Researchers have discovered the cause of the massive algae bloom that emerged soon after when the Kilauea volcano in Hawaii started erupting last May.
From May to August 2018, the Kilauea volcano erupted, sending millions of cubic tons of lava into the ocean.
A massive algae bloom was subsequently seen on the ocean surface. Measuring more than 100 miles long and 20 miles across, it was so large that it could be seen from space.
However, the volcanic eruption was not the direct cause of the massive bloom, as lava does not contain nitrates.
To find out the cause, between 13th to 17th July 2018, researchers were at the vicinity where the lava entered the water, to test the water chemistry and access the biological response to the lava flowing into the ocean.
They saw that the waters where the lava entered the ocean had turned green, signifying the presence of large amounts of chlorophyll. They discovered that the waters contained higher-than-normal nitrate levels, silicic acid, iron and phosphate.
It turned out that the nitrogen was likely to have come from the deep ocean, due to the entry of lava into the water. The hot lava forced an upwelling of colder, deep ocean water, which carried nitrogen and other particles upward toward the surface.

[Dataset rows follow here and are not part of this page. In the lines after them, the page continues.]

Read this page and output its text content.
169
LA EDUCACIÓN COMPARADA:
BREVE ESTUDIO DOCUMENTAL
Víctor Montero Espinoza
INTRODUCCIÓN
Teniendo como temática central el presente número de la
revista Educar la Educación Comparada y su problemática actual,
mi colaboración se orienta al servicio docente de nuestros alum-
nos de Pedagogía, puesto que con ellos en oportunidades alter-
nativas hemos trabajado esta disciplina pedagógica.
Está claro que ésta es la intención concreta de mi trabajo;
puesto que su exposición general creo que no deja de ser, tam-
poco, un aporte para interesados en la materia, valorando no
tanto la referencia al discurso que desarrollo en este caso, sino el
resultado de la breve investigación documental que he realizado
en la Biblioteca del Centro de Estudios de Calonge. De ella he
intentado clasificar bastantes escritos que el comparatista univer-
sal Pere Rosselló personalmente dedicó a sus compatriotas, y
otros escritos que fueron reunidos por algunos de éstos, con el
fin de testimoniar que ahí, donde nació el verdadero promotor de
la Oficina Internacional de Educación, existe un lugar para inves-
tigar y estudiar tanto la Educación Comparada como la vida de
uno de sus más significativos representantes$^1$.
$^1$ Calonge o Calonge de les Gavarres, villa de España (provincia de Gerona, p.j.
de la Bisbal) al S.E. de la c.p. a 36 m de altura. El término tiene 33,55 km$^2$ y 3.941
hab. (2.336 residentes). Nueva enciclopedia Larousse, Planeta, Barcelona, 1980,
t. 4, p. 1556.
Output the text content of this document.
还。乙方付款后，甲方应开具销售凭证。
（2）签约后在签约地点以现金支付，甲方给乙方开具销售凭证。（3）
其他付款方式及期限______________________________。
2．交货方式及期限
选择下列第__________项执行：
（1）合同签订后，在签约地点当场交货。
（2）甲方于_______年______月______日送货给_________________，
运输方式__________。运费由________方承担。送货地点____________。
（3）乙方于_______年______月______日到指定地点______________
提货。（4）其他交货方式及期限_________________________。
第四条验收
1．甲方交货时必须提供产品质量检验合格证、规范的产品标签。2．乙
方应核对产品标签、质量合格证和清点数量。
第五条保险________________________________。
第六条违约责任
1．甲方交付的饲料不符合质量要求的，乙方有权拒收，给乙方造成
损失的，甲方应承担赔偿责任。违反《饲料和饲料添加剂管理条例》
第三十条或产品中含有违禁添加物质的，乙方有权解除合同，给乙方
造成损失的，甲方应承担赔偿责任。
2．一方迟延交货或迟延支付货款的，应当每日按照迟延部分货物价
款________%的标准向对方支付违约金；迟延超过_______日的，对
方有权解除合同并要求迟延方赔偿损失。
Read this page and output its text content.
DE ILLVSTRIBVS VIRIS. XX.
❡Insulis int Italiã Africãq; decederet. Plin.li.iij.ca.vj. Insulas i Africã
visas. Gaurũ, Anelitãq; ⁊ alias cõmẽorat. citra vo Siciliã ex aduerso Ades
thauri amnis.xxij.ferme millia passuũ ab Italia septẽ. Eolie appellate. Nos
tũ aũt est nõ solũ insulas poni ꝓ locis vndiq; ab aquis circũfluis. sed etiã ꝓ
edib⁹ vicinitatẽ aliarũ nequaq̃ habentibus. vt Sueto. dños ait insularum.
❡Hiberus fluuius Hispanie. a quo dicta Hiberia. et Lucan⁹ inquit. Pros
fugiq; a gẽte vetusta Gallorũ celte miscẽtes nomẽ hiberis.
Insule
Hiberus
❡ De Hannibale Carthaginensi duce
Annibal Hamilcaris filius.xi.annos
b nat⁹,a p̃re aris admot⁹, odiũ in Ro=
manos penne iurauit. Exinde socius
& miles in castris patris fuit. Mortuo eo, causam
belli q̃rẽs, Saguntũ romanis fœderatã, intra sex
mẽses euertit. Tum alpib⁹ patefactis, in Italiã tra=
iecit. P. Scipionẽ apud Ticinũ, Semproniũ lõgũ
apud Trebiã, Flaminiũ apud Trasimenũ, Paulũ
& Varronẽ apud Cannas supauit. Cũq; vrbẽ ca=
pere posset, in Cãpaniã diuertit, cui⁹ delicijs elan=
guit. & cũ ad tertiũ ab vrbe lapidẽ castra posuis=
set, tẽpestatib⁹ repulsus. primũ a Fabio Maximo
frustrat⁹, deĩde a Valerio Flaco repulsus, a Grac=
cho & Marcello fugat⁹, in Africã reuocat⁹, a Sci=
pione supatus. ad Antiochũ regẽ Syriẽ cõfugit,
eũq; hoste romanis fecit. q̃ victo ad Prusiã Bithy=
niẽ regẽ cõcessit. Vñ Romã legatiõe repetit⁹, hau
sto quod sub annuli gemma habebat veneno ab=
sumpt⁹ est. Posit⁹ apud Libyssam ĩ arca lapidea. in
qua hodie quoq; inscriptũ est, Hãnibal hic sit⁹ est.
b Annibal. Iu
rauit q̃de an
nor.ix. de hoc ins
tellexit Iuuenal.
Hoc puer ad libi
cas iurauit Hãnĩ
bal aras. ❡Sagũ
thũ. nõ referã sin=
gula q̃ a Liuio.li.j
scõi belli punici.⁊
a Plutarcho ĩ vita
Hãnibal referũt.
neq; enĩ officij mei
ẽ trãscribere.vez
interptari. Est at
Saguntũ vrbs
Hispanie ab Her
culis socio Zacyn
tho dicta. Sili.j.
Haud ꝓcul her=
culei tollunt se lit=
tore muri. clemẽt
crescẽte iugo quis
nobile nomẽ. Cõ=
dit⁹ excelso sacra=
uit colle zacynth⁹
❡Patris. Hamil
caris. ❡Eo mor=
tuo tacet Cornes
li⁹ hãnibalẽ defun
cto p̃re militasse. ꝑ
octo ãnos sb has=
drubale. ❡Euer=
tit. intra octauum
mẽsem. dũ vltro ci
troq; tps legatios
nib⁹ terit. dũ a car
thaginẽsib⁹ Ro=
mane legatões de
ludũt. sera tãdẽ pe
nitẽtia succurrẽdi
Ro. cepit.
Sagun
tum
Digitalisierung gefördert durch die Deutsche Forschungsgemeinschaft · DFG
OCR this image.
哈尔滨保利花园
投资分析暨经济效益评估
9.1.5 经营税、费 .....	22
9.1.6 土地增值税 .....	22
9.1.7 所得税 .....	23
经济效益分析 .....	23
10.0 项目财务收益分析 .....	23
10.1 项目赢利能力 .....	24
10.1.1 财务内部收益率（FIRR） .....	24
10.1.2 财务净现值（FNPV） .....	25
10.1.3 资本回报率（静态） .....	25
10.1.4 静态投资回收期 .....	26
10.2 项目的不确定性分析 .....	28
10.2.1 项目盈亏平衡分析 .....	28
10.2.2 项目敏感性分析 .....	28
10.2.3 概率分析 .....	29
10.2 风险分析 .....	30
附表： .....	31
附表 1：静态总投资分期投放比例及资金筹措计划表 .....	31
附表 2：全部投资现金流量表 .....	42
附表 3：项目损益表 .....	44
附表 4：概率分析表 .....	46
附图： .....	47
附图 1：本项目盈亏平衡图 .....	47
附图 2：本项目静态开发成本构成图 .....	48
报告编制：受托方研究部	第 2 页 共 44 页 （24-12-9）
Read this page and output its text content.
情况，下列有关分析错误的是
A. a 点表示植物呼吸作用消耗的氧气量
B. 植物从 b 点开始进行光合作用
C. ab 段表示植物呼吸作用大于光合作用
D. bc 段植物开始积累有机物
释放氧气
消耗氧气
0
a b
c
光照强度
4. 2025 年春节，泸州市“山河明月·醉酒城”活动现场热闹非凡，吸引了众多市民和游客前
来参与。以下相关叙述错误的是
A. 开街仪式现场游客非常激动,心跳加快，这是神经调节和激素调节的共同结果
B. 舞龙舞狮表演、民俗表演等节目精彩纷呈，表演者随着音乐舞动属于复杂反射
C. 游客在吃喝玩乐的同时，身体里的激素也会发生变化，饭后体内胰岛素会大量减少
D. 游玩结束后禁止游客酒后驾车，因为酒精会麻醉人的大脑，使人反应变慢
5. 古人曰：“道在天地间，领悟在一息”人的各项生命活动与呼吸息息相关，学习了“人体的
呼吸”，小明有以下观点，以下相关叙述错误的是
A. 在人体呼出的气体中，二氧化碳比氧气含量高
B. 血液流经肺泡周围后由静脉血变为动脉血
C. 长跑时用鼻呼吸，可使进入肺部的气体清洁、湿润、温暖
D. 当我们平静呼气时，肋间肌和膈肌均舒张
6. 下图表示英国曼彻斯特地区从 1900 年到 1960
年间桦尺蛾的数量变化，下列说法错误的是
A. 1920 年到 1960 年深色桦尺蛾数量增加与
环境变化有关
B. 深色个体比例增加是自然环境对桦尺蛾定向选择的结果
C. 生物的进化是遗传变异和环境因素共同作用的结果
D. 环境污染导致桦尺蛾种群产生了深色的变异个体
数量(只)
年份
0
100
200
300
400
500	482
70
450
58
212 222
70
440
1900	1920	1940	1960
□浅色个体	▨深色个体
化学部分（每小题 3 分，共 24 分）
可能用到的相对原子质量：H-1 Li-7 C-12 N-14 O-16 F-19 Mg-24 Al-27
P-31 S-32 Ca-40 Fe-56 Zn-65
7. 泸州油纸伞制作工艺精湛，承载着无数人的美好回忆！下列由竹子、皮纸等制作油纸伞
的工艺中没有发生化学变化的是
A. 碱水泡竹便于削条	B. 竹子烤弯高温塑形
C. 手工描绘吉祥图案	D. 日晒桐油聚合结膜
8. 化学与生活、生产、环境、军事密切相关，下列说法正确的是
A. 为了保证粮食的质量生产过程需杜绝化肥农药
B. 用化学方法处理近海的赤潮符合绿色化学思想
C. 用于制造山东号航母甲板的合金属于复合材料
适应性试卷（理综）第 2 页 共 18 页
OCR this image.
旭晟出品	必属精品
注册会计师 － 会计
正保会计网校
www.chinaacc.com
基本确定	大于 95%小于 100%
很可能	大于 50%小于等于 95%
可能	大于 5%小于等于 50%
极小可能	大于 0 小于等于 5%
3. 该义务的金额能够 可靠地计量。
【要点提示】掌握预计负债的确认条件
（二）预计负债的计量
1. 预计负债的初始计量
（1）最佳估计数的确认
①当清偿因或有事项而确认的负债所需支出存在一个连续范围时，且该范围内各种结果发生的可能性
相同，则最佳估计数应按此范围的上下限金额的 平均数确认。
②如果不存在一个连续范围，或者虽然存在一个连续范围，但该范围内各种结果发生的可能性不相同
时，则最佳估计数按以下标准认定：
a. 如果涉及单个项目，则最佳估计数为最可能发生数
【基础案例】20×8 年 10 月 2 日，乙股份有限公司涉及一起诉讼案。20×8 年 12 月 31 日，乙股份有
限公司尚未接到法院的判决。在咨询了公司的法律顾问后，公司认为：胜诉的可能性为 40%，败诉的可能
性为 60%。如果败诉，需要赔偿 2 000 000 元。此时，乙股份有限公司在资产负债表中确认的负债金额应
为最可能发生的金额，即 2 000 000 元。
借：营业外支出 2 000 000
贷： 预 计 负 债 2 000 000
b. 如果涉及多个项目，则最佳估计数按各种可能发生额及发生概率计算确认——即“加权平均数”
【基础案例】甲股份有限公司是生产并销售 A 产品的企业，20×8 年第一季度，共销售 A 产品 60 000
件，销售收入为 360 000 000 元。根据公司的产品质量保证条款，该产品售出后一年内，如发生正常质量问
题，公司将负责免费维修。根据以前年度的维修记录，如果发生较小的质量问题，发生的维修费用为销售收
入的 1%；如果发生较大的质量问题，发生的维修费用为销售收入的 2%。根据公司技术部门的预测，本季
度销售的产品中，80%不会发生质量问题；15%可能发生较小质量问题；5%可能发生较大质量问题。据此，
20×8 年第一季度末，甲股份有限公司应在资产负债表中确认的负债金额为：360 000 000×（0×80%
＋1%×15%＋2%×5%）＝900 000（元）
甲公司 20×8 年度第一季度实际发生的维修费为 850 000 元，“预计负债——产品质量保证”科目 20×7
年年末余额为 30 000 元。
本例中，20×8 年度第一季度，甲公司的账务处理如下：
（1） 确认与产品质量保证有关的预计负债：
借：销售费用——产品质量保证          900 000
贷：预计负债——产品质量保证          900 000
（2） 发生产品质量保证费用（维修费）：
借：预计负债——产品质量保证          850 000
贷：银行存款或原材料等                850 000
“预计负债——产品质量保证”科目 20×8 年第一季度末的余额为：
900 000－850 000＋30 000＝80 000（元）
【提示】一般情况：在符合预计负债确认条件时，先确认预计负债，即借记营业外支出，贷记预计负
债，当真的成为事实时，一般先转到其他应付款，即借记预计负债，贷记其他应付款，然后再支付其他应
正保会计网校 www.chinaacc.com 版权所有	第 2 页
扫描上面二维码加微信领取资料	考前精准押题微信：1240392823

The large amount of nitrogen, which is a natural fertiliser for plants, subsequently caused the algae bloom. The findings of the research was published in the Science journal.
“The expedition in July 2018 provided a unique opportunity to see first-hand how a massive input of external nutrients alters marine ecosystems that are finely attuned to low-nutrient conditions,” said co-author Sam Wilson, from the University of Hawaii’s Mānoa Center for Microbial Oceanography: Research and Education.